In un pomeriggio di un giorno qualunque, ecco quattro buoni motivi per avere i brividi al solo pensiero di essere il prossimo ministro dell’Economia. Nella sola giornata di ieri, scorrendo il web o i notiziari pomeridiani, si apprendeva, nell’ordine: 1) che per l’agenzia di rating Standard & Poor’s nel 2023 l’Italia può andare incontro a un calo del Pil dell’1,5%; 2) che il presidente della Bce, Christine Lagarde, ha iniziato a discutere il ritiro del piano di acquisto dei Btp; 3) che a Genova la città era bloccata dalla protesta dei lavoratori di Ansaldo Energia, società a controllo pubblico in piena crisi; 4) che il cda di Ita, la nuova Alitalia, aveva revocato le deleghe operative al suo stesso presidente, Alfredo Altavilla. Ecco perché Giorgia Meloni fa così fatica a trovare un entusiasta all’idea di traslocare in via XX settembre.

La poltrona più pesante nel governo del Paese è anche la più bollente. E quelli che abbiamo elencato sono solo i temi che ricorrevano ieri. A questi bisogna aggiungere: da un lato il quadro macroeconomico più nero degli ultimi anni, con inflazione e tassi verso le due cifre; dall’altro l’impegno elettorale sul calo della pressione fiscale, elemento ormai identitario della coalizione di centro destra che ha stravinto le elezioni politiche.
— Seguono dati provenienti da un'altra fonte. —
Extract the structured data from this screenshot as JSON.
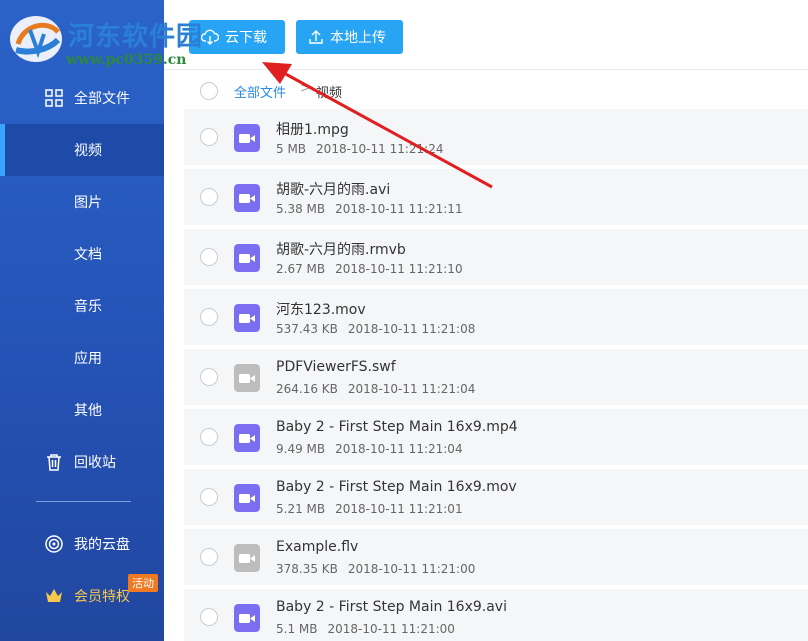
{
  "logo": {
    "text": "河东软件园",
    "url": "www.pc0359.cn"
  },
  "sidebar": {
    "items": [
      {
        "label": "全部文件",
        "icon": "grid-icon"
      },
      {
        "label": "视频",
        "active": true
      },
      {
        "label": "图片"
      },
      {
        "label": "文档"
      },
      {
        "label": "音乐"
      },
      {
        "label": "应用"
      },
      {
        "label": "其他"
      },
      {
        "label": "回收站",
        "icon": "trash-icon"
      }
    ],
    "bottom": [
      {
        "label": "我的云盘",
        "icon": "cloud-disk-icon"
      },
      {
        "label": "会员特权",
        "icon": "crown-icon",
        "badge": "活动"
      }
    ]
  },
  "toolbar": {
    "download_label": "云下载",
    "upload_label": "本地上传"
  },
  "breadcrumb": {
    "root": "全部文件",
    "separator": ">",
    "current": "视频"
  },
  "files": [
    {
      "name": "相册1.mpg",
      "size": "5 MB",
      "date": "2018-10-11 11:21:24",
      "type": "video"
    },
    {
      "name": "胡歌-六月的雨.avi",
      "size": "5.38 MB",
      "date": "2018-10-11 11:21:11",
      "type": "video"
    },
    {
      "name": "胡歌-六月的雨.rmvb",
      "size": "2.67 MB",
      "date": "2018-10-11 11:21:10",
      "type": "video"
    },
    {
      "name": "河东123.mov",
      "size": "537.43 KB",
      "date": "2018-10-11 11:21:08",
      "type": "video"
    },
    {
      "name": "PDFViewerFS.swf",
      "size": "264.16 KB",
      "date": "2018-10-11 11:21:04",
      "type": "unknown"
    },
    {
      "name": "Baby 2 - First Step Main 16x9.mp4",
      "size": "9.49 MB",
      "date": "2018-10-11 11:21:04",
      "type": "video"
    },
    {
      "name": "Baby 2 - First Step Main 16x9.mov",
      "size": "5.21 MB",
      "date": "2018-10-11 11:21:01",
      "type": "video"
    },
    {
      "name": "Example.flv",
      "size": "378.35 KB",
      "date": "2018-10-11 11:21:00",
      "type": "unknown"
    },
    {
      "name": "Baby 2 - First Step Main 16x9.avi",
      "size": "5.1 MB",
      "date": "2018-10-11 11:21:00",
      "type": "video"
    }
  ],
  "colors": {
    "sidebar": "#2451b4",
    "accent": "#28a4f4",
    "video_icon": "#7b6ef0",
    "unknown_icon": "#bdbdbd",
    "annotation_arrow": "#e02020"
  }
}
Mentre a livello micro, oltre alle grane di cui sopra su Ita e Ansaldo Energia, il Mef si deve smazzare il dossier dell’aumento di capitale del Monte dei Paschi, che dovrà essere seguito dalla cessione della banca, quello del futuro dell’Ilva, partecipata tramite Invitalia, e le diverse partite aperte in casa Cdp, la Cassa Depositi e Prestiti, il polmone economico e finanziario controllato all’80%, che opera anche attraverso l’utilizzo del risparmio postale. Da Cdp dipendono vari altri dossier caldi, tra le quali l’intero progetto della rete unica in fibra, infrastruttura strategica per il Paese, più o meno ferma al palo da tempo, o le autostrade, recentemente rinazionalizzate dopo il disastro del Ponte Morandi.
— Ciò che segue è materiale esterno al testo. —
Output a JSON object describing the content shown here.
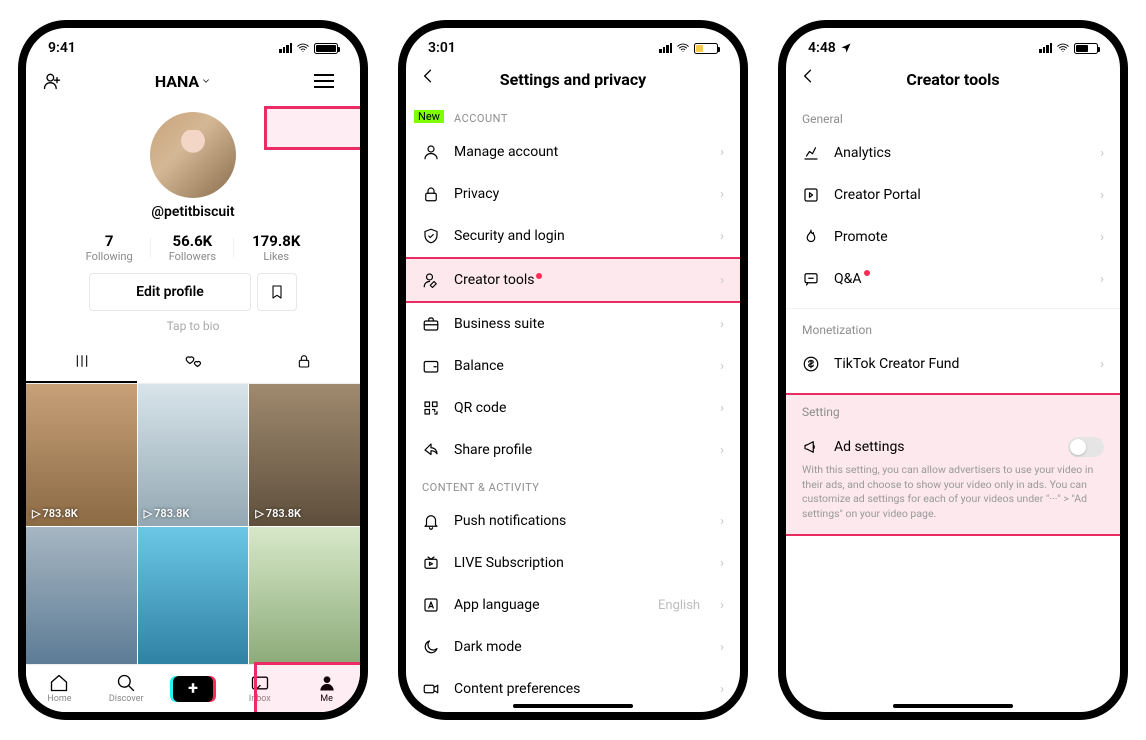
{
  "phone1": {
    "time": "9:41",
    "location_arrow": false,
    "battery": "full",
    "name": "HANA",
    "username": "@petitbiscuit",
    "stats": {
      "following_num": "7",
      "following_lbl": "Following",
      "followers_num": "56.6K",
      "followers_lbl": "Followers",
      "likes_num": "179.8K",
      "likes_lbl": "Likes"
    },
    "edit_label": "Edit profile",
    "bio_placeholder": "Tap to bio",
    "views": "783.8K",
    "nav": {
      "home": "Home",
      "discover": "Discover",
      "inbox": "Inbox",
      "me": "Me"
    }
  },
  "phone2": {
    "time": "3:01",
    "battery": "low",
    "title": "Settings and privacy",
    "section_account": "Account",
    "new_badge": "New",
    "rows": {
      "manage": "Manage account",
      "privacy": "Privacy",
      "security": "Security and login",
      "creator": "Creator tools",
      "business": "Business suite",
      "balance": "Balance",
      "qr": "QR code",
      "share": "Share profile"
    },
    "section_content": "Content & Activity",
    "rows2": {
      "push": "Push notifications",
      "live": "LIVE Subscription",
      "lang": "App language",
      "lang_val": "English",
      "dark": "Dark mode",
      "prefs": "Content preferences"
    }
  },
  "phone3": {
    "time": "4:48",
    "battery": "half",
    "title": "Creator tools",
    "section_general": "General",
    "rows": {
      "analytics": "Analytics",
      "portal": "Creator Portal",
      "promote": "Promote",
      "qa": "Q&A"
    },
    "section_monet": "Monetization",
    "fund": "TikTok Creator Fund",
    "section_setting": "Setting",
    "ad_title": "Ad settings",
    "ad_sub": "With this setting, you can allow advertisers to use your video in their ads, and choose to show your video only in ads. You can customize ad settings for each of your videos under  \"···\" > \"Ad settings\" on your video page."
  }
}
La poltrona che tra i più celebri occupanti ebbe Quintino Sella sempre tra i più citati, dal secondo governo Berlusconi del 2001 è diventato un superministero, che riunisce le Tesoro, Finanze e Bilancio. E rappresenta un riferimento fortissimo rispetto all’operato di un governo e della sua maggioranza che, ormai da anni, viene giudicata prima di tutto dai risultati economici. Non è un caso che, dal 2011 in poi, i ministri politici in quella posizione sono stati solo due, entrambi del Pd: Giancarlo Padoan (dal 2014 al 2018, con Renzi prima e Gentiloni poi) e Roberto Gualtieri (2019/21) nel Conte bis. In ogni caso, nel momento più delicato della crisi del debito del 2011 così come in questo dell’era Draghi, in via XX settembre non potevano che andare super tecnici quali lo stesso Mario Monti (ad interim, fino alla nomina di Vittorio Grilli) e dall’anno scorso l’attuale ministro Daniele Franco.

Ma a questo giro, la larga vittoria elettorale del centro destra crea una situazione nuova, almeno da 10 anni a questa parte: c’è una maggioranza politica omogenea che può indicare per il Mef il suo candidato, pur in presenza di una crisi geopolitica, economica e finanziaria nella quale l’Italia torna ad essere l’anello debole d’Europa.

È il motivo per cui un candidato tecnico ideale per Meloni, quale Fabio Panetta, è meglio che resti nel Comitato esecutivo della Bce. Mentre un altro candidato tecnico avrebbe senso solo se dotato di quell’autorevolezza europea che ne giustifichi la scelta, anche all’interno della nuova maggioranza. Viceversa toccherà a un politico. Che dovrà però caricarsi sulle spalle, sue e del suo partito, più oneri che onori.